Winterdienste: Einkalter Nebenverdienst

I’ll be back – Ich komme wieder, kündigte der Winter bereits im Dezember an, und so ist es nun auch. Grüne Weihnachten, weißer Januar: Ein Bild, das in den letzten Jahren keine Seltenheit ist. Die Jahreszeit bietet aber nicht nur Kälte und schöne Landschaften, sondern auch eine Einnahmequelle für findige Landwirte.

Pferdestärken
Naturgemäß besitzt ein landwirtschaftlicher Betrieb Maschinen mit viel Pfeffer unter der Haube. Stärken, die bei viel (Schnee-)Masse an anderer Stelle fehlen. Viele Kommunen sind mit Wintereinbrüchen überfordert, meist liegt es an den fehlenden Personalressourcen oder zu wenig Fahrzeugen. Das Verlassen des Hauses mit dem Auto oder zu Fuß wird oft zum Risikospiel für die Bürger. Was liegt da näher, als dass Landwirte Ihre Traktoren mit Schiebeschilden bestücken und den Hauptverantwortlichen unter die Arme greifen. Auch große Firmen, Supermärkte und Hausverwaltungen bedienen sich gerne Dienstleistungen dieser Art .

Netzwerke – Aufträge finden
Neben der Schaltung von Zeitungsannoncen, die in den Lokalzeitungen für ein paar Euro zu haben sind, ist ein klassischer Weg, sich an die Maschinenringe zu wenden. Diese werden oft von außerlandwirtschaftlichen Stellen um leistungsstarke Hilfe angefragt. Einen weiteren Weg bietet das Internet. Es gibt viele Plattformen, auf denen Dienstleistungen angeboten werden können.
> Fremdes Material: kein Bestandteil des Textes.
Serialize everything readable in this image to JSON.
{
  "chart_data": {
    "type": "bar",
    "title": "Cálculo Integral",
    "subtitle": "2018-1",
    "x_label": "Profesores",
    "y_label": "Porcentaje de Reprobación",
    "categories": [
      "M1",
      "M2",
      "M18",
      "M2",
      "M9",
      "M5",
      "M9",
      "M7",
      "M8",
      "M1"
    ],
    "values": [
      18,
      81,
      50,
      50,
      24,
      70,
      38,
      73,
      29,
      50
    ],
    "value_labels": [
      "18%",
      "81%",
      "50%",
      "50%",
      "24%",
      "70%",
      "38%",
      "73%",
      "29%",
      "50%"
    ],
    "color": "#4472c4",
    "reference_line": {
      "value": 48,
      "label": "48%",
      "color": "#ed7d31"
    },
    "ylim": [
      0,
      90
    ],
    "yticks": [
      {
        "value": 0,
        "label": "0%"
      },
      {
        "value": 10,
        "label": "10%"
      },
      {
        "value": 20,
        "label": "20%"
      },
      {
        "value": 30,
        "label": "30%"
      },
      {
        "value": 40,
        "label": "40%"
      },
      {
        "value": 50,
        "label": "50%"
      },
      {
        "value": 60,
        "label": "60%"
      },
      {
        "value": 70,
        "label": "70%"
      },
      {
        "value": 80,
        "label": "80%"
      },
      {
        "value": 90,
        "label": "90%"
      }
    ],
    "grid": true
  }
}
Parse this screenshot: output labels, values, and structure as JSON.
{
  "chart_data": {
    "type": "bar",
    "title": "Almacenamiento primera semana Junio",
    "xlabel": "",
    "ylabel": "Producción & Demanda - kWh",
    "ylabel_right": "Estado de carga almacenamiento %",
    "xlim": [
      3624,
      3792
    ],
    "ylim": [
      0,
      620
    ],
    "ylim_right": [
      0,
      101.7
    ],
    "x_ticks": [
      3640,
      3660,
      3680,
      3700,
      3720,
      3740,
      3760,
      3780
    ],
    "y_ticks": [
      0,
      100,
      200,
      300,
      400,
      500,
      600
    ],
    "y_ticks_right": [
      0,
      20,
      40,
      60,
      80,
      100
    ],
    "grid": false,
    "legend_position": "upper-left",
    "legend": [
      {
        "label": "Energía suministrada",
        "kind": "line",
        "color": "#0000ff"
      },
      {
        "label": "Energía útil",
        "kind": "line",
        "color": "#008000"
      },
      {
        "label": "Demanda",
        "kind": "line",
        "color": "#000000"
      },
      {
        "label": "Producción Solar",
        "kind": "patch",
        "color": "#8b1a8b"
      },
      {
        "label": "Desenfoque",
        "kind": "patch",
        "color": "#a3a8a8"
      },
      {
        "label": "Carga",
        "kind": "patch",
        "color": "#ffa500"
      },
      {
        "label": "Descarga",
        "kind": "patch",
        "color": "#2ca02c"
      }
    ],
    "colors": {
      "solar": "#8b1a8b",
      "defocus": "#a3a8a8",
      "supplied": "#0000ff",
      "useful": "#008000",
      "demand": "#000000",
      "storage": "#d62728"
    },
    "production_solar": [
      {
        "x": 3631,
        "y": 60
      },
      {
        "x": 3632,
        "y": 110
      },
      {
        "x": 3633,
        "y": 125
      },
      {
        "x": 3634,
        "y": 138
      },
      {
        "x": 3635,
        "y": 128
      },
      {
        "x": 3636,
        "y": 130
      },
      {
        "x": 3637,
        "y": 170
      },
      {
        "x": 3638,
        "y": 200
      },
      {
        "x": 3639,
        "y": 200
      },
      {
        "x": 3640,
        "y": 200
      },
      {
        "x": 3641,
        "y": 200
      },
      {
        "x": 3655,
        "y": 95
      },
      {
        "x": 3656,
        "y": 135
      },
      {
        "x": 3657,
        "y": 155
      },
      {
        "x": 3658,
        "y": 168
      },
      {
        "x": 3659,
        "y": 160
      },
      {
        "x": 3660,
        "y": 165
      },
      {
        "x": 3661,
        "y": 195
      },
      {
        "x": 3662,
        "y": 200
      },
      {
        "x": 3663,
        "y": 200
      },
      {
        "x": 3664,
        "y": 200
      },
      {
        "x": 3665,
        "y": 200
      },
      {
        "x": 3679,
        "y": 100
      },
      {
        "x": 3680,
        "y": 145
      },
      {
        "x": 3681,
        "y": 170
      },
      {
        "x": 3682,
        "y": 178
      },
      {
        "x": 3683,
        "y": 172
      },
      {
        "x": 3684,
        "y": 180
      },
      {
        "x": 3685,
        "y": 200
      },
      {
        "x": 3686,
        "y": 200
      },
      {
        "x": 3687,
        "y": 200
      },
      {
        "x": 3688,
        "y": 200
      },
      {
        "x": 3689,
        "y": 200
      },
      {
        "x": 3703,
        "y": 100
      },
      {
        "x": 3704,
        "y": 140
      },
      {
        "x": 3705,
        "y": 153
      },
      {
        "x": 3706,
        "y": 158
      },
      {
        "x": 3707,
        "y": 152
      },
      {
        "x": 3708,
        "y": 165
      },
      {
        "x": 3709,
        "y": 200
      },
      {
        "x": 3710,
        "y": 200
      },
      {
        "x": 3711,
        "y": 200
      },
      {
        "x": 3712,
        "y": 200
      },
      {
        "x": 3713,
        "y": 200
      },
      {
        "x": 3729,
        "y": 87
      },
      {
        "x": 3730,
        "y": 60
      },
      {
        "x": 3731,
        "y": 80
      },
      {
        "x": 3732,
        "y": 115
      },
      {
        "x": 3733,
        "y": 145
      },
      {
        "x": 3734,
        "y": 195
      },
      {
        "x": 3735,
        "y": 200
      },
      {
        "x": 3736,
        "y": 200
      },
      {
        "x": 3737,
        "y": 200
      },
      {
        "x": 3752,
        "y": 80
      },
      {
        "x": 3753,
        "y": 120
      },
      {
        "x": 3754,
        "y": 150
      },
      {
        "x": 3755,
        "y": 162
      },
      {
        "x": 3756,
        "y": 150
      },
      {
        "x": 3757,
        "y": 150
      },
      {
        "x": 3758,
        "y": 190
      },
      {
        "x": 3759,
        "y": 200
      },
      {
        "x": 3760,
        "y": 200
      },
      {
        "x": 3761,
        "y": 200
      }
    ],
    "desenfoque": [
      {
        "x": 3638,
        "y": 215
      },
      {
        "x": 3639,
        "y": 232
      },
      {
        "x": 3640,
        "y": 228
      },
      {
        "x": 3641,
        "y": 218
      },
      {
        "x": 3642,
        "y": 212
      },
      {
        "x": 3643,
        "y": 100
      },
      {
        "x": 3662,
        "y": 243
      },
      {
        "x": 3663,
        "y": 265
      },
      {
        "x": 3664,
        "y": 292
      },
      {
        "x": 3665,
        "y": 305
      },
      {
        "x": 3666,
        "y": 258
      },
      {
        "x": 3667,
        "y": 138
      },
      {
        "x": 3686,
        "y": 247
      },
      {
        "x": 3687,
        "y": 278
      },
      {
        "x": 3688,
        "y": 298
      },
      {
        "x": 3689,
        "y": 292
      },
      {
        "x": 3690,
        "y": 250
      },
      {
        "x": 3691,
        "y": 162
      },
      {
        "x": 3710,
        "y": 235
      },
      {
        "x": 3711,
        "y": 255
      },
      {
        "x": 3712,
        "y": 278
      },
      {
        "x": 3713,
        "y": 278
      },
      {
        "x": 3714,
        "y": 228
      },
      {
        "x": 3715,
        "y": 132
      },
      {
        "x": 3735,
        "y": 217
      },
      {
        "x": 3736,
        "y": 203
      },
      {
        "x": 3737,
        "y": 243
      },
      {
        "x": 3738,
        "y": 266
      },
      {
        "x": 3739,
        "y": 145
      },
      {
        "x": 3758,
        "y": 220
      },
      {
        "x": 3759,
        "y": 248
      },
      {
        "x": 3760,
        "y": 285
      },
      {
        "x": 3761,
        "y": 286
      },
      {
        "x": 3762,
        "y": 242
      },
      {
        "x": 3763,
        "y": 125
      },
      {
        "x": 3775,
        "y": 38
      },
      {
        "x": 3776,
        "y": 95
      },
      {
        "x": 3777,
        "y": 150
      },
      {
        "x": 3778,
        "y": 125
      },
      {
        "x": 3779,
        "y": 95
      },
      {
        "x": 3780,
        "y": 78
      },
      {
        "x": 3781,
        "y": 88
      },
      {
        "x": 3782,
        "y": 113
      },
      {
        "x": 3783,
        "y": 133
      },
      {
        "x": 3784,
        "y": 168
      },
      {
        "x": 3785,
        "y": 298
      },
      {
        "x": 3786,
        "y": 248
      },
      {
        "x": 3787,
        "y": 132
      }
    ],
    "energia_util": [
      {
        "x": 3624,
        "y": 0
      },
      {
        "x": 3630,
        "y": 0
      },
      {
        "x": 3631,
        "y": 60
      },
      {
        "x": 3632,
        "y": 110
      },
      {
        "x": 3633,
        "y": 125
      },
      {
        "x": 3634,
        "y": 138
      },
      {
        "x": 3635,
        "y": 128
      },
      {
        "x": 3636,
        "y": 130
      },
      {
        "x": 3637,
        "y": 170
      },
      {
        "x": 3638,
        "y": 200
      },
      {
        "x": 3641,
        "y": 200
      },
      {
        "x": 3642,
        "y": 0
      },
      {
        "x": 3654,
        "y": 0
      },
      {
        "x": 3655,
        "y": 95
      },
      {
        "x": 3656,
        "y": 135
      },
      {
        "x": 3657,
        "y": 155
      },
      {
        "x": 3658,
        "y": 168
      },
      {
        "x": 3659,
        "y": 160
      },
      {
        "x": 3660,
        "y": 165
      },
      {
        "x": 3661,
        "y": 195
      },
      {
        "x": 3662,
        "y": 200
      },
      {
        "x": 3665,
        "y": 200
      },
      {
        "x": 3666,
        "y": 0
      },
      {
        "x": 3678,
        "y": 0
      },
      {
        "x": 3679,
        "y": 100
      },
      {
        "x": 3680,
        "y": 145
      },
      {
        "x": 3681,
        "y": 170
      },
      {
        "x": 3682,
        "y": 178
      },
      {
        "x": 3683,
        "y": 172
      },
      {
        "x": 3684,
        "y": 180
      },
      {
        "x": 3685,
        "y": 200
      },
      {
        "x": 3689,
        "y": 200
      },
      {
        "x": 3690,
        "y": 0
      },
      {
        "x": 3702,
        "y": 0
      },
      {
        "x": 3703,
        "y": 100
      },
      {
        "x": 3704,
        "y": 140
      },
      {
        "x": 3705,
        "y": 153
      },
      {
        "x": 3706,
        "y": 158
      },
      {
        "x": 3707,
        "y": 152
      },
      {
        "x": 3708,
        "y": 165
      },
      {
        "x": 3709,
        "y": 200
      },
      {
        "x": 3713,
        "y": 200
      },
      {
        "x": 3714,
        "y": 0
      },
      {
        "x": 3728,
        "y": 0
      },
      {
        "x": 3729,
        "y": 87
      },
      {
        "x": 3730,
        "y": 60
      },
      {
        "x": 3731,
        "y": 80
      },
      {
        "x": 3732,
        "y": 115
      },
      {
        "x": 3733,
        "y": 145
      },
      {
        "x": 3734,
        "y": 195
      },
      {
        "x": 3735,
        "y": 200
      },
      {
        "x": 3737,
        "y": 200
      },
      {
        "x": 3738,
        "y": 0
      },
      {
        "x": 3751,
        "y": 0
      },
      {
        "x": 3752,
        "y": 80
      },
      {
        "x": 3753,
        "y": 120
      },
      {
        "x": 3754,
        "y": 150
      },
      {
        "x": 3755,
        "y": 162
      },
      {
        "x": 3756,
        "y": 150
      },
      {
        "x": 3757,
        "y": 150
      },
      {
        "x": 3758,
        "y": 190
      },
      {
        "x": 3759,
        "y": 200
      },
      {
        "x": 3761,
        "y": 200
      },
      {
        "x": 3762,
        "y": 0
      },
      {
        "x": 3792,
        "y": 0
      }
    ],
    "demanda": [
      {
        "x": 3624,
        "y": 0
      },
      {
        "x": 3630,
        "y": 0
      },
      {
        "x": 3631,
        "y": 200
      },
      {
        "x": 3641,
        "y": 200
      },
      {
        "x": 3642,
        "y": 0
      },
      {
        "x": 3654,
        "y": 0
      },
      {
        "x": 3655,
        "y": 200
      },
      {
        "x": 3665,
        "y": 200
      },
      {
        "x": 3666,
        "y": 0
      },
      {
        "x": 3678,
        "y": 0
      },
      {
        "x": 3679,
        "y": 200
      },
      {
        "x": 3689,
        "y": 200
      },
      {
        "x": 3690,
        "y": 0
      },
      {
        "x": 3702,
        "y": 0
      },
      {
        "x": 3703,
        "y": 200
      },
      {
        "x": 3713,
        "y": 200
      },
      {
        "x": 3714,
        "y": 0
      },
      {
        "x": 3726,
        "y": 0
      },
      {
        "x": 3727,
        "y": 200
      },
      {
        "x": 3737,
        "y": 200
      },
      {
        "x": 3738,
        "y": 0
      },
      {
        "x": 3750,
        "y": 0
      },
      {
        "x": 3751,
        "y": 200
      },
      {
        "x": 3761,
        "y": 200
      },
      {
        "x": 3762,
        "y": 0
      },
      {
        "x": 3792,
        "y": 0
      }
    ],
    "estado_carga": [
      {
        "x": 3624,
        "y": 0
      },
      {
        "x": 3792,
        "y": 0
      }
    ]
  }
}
Wem bis dato das Zubehör fehlt, kann sich beispielsweise auf gruuna.com umschauen und wenn jemandem im Frühjahr Streusalz übrigbleibt, was bei der momentanen Schneelage eher unwahrscheinlich ist, kann er dies ebenfalls bei gruuna zum Verkauf anbieten.

Die Sache mit der Steuer
Wie überall will der Staat mitverdienen, deshalb muss auch eine Tätigkeit außerhalb des agrarwirtschaftlichen Kernbereichs versteuert werden. Aber Achtung: Da Schneeräumen kein landwirtschaftlicher Verdienst im klassischen Sinne ist, gilt hier nicht der Pauschalsteuersatz für land- und forstwirtschaftliche Betriebe, sondern muss, wie alle anderen Dienstleistungen, mit 16 Prozent besteuert werden. Mehr zur Steuer im gruuna-Blog vom 3. Januar 2013.

Eine gute Nachricht zum Schluss: Auch für private Hauseigentümer ist die Beauftragung eines Winterdienstes von der Steuer absetzbar, was für die “Häusler” die Hürde kleiner macht, mal beim benachbarten Bauern anzufragen.